If it does reach or drop below the lower bound, it should be a great buying opportunity for Visa. Because I believe there will be a settlement with Amazon and the narrative around BNPL and disruption will change too. And at the time the market will discount Visa’s future too much.
And even at Visa’s current price and multiple, it’s a decent risk-reward. The consensus is for 15+% earnings growth over the next 5 years or so. Visa’s current return on invested capital is 24%. We bumped our required return up to 16% because of the 15% growth. Based on this our justified PE ratio is 37-38 times. Visa’s current PE is 35. Now if you want a higher rate of return that would bring the justified PE ratio down and lower the target price for Visa.
Then when I break down the market-implied price expectations as outlined in Michael Mauboussin’s book Expectations Investing, I see that the market is really only giving Visa credit for 10% revenue growth versus the consensus 15% growth. I’m keeping Visa’s operating margin the same because I don’t see an immediate catalyst for Visa’s operating margin to shrink. The market-implied price is expecting slower growth.

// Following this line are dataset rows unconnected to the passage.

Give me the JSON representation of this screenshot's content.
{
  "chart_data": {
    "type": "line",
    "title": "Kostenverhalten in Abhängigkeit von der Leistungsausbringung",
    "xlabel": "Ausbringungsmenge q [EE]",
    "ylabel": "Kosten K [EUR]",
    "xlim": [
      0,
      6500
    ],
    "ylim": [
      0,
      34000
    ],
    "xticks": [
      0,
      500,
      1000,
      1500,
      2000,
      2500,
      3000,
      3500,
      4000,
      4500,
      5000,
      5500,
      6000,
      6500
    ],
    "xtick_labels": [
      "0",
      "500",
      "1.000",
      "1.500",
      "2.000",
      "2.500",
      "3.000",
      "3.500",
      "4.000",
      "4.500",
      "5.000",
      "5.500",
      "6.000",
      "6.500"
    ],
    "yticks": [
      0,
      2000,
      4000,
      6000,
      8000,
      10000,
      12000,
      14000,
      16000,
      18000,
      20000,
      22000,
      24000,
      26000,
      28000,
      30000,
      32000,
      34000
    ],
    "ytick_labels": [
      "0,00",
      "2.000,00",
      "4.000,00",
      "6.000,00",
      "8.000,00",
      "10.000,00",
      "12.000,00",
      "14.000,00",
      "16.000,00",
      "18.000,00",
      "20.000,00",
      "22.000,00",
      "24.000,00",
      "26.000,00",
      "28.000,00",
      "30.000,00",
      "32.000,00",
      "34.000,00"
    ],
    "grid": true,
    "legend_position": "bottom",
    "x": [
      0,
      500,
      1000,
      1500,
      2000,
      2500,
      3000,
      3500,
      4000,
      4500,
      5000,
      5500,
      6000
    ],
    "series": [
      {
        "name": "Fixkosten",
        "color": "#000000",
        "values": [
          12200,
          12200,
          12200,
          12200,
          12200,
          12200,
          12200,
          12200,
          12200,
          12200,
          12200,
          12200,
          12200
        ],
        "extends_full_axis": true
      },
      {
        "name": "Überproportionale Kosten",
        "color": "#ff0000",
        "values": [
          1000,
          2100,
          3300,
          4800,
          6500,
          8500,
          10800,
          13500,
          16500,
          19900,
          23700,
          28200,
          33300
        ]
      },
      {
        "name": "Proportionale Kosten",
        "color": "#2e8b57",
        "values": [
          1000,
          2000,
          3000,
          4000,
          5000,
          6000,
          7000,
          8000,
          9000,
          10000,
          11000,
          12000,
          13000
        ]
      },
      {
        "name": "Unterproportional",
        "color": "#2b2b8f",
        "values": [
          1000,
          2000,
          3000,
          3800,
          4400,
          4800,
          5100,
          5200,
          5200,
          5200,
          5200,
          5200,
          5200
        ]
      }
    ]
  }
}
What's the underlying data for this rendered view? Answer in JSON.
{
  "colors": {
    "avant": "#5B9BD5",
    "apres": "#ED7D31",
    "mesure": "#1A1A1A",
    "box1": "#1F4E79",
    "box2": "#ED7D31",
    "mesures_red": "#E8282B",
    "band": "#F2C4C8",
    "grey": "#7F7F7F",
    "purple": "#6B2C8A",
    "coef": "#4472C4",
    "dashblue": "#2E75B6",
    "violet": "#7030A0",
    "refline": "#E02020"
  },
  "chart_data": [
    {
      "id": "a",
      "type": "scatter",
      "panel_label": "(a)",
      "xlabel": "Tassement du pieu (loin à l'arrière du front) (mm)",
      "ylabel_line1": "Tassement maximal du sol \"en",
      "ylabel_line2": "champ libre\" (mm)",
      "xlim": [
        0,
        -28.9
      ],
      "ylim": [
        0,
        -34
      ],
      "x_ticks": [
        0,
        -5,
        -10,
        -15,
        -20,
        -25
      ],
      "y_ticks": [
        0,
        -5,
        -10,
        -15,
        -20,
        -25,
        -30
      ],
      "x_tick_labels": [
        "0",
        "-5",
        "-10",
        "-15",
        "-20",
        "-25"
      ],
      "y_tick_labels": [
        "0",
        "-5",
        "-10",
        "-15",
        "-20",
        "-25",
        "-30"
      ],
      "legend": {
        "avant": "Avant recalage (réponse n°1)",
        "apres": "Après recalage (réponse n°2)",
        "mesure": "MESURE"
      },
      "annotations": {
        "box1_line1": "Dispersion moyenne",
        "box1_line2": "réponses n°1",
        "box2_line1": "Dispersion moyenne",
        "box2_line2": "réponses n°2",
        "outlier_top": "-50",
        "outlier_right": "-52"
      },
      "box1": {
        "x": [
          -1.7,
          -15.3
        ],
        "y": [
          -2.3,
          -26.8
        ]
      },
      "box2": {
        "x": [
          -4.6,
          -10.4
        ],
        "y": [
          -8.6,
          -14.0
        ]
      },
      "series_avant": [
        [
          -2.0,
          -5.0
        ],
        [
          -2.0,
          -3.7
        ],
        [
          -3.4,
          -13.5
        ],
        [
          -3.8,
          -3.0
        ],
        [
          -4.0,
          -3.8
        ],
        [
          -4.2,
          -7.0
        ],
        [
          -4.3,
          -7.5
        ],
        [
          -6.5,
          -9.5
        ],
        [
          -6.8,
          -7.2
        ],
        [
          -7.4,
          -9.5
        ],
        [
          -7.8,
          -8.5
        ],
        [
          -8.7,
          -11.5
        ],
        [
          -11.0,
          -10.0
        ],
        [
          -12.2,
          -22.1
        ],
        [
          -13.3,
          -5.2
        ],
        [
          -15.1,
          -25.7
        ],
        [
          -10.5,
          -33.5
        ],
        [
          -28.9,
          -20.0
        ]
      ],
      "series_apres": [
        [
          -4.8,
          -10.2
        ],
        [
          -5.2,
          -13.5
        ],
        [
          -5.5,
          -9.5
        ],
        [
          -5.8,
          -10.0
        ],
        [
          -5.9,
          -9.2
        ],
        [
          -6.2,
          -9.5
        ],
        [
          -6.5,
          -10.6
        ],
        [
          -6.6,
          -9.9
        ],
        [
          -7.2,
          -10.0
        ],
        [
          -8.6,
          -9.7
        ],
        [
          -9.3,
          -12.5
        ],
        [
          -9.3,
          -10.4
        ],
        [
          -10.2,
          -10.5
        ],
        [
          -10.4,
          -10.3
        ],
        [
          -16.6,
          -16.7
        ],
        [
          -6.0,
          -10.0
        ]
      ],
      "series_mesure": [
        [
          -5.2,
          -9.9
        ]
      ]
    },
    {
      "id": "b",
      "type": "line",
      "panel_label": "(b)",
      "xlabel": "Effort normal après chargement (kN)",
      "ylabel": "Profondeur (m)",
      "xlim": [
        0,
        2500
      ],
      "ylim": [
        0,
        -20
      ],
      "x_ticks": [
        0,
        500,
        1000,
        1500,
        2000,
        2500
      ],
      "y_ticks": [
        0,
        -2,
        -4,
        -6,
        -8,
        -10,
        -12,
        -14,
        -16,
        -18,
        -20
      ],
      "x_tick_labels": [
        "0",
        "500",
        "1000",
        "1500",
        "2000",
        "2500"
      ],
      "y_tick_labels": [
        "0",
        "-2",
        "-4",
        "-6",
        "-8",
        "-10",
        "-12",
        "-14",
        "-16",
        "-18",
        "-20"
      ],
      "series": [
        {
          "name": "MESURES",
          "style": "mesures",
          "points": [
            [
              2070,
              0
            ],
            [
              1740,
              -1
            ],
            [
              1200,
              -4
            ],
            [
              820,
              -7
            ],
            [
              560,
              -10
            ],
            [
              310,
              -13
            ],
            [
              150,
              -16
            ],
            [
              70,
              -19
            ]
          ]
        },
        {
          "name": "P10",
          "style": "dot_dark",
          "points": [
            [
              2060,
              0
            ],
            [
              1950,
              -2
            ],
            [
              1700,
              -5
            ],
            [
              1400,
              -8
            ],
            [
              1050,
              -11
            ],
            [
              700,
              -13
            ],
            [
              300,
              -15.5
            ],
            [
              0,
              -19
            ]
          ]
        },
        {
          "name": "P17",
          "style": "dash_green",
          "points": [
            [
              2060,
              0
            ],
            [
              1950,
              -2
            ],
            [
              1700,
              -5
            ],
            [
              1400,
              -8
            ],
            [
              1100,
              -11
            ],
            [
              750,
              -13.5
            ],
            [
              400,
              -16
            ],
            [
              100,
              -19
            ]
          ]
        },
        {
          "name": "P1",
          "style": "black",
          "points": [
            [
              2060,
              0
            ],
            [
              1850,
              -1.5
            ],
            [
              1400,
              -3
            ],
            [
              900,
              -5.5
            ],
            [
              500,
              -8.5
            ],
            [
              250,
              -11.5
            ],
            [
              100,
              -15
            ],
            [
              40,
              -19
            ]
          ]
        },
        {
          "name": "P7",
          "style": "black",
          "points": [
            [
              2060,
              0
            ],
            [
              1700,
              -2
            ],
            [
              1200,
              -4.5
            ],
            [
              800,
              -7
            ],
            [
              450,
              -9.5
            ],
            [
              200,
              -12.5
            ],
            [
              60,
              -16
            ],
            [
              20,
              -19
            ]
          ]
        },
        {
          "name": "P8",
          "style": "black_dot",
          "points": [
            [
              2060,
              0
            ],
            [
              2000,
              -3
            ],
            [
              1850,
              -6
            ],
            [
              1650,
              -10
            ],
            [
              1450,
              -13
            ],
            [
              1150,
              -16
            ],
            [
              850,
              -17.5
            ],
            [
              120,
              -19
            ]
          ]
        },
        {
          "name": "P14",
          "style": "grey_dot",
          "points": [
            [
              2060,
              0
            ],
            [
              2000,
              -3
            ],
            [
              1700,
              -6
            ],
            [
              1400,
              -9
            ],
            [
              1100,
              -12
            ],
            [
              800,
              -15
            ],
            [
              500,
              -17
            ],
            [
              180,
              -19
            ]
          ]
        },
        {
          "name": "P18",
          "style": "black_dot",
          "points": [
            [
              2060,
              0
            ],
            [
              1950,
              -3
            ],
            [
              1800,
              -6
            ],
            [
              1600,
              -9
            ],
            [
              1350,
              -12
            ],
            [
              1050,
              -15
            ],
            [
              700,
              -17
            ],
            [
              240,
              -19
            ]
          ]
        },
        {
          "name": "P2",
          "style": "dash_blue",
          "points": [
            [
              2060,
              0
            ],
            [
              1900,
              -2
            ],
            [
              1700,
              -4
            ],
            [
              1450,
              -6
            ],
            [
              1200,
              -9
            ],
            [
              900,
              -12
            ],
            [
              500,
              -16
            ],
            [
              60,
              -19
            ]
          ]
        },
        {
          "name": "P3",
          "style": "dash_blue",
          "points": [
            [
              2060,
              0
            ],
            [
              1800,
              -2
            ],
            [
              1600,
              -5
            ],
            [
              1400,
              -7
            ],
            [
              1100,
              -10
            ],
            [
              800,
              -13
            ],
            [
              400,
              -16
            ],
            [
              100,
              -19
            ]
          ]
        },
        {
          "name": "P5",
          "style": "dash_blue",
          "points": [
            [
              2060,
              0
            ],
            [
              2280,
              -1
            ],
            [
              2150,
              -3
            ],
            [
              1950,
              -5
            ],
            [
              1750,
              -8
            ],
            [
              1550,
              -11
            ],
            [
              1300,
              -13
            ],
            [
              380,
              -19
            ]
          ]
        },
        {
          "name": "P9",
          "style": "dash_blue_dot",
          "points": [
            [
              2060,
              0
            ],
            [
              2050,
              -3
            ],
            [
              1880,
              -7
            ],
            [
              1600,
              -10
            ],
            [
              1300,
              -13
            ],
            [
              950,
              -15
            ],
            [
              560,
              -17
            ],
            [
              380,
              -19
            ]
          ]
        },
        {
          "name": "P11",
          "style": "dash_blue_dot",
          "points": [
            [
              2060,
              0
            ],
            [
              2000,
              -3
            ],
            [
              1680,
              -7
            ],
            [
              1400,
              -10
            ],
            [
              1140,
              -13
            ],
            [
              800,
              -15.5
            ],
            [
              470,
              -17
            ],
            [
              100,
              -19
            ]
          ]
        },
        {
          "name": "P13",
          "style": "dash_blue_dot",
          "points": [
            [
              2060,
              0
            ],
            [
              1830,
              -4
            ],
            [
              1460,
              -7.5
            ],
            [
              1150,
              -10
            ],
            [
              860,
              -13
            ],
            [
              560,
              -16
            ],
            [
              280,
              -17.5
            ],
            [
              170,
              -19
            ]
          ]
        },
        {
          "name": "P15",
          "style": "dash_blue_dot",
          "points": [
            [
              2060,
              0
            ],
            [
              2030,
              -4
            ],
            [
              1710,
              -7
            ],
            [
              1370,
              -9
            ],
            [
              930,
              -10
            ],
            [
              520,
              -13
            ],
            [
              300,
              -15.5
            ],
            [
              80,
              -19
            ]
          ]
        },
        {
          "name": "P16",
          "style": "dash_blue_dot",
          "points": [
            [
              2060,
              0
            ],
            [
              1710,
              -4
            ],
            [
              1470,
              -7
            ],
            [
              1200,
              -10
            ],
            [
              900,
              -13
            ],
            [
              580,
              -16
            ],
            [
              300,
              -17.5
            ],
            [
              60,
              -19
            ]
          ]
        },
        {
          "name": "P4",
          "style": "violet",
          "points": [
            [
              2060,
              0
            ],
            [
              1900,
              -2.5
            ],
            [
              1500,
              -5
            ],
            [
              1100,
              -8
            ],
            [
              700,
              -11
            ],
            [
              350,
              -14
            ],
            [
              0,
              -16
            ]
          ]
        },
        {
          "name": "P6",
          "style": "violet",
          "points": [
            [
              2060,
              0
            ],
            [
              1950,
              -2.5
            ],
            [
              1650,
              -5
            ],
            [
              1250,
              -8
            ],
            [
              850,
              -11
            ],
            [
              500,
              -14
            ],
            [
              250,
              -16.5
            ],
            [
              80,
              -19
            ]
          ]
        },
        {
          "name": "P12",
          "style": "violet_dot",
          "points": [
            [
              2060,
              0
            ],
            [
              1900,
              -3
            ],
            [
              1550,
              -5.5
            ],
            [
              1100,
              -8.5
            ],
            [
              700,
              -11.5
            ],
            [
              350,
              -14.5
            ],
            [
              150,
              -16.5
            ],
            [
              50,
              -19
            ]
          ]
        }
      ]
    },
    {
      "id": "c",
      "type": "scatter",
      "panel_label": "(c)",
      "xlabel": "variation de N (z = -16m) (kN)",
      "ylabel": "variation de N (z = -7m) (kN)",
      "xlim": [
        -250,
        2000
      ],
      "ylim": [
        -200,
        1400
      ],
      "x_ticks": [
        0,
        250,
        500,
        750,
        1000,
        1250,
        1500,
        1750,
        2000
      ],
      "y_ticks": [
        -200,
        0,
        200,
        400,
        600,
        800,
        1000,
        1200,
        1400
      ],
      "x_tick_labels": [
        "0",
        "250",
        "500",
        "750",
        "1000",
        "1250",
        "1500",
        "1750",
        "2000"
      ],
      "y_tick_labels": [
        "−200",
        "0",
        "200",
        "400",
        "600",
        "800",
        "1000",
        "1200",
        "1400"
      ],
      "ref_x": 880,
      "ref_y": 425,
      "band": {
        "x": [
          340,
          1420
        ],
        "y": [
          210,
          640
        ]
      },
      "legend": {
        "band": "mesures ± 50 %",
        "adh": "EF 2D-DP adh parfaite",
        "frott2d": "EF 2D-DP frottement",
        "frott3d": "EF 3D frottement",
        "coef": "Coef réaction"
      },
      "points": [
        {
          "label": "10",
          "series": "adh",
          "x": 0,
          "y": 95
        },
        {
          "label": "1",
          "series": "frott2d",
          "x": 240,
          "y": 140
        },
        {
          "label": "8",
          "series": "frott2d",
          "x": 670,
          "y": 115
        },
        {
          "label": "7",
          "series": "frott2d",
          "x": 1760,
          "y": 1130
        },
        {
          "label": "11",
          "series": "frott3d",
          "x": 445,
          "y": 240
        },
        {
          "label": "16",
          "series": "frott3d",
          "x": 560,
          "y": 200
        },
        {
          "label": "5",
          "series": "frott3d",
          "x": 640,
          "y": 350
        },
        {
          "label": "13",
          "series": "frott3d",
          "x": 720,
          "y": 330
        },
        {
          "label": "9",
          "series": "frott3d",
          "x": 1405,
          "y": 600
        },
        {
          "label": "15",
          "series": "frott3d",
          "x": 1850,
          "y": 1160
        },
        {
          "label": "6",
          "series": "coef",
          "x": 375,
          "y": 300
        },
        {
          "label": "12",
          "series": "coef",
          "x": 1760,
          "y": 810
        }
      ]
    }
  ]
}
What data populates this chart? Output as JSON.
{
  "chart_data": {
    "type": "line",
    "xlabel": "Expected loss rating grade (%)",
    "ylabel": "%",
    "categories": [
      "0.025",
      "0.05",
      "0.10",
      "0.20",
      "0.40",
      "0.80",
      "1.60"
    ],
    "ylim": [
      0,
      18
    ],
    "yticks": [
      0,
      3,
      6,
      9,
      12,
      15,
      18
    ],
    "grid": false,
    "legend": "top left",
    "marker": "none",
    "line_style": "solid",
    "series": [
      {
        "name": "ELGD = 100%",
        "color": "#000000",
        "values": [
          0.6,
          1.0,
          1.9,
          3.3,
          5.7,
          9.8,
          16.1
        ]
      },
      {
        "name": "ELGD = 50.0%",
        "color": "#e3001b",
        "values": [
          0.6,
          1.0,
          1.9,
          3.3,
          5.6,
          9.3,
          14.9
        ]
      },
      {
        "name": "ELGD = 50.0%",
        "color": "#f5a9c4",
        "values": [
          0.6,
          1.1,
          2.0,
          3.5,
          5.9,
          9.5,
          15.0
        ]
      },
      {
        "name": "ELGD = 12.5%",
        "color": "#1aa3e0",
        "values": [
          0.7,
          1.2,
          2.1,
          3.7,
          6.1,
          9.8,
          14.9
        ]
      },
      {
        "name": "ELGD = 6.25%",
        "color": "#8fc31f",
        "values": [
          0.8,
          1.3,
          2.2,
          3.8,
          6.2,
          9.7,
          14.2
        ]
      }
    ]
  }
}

If the consensus plays out then the market is currently underpricing Visa’s future.
We’re adding here and we’ll add more if it goes lower. We never know when the bottom will be and I can guarantee that we will not time the bottom in Visa’s stock price. We just want to put money to work when we think the long-term risk/reward is favorable. The caveat is if the underlying fundamentals of Visa’s business do not deteriorate.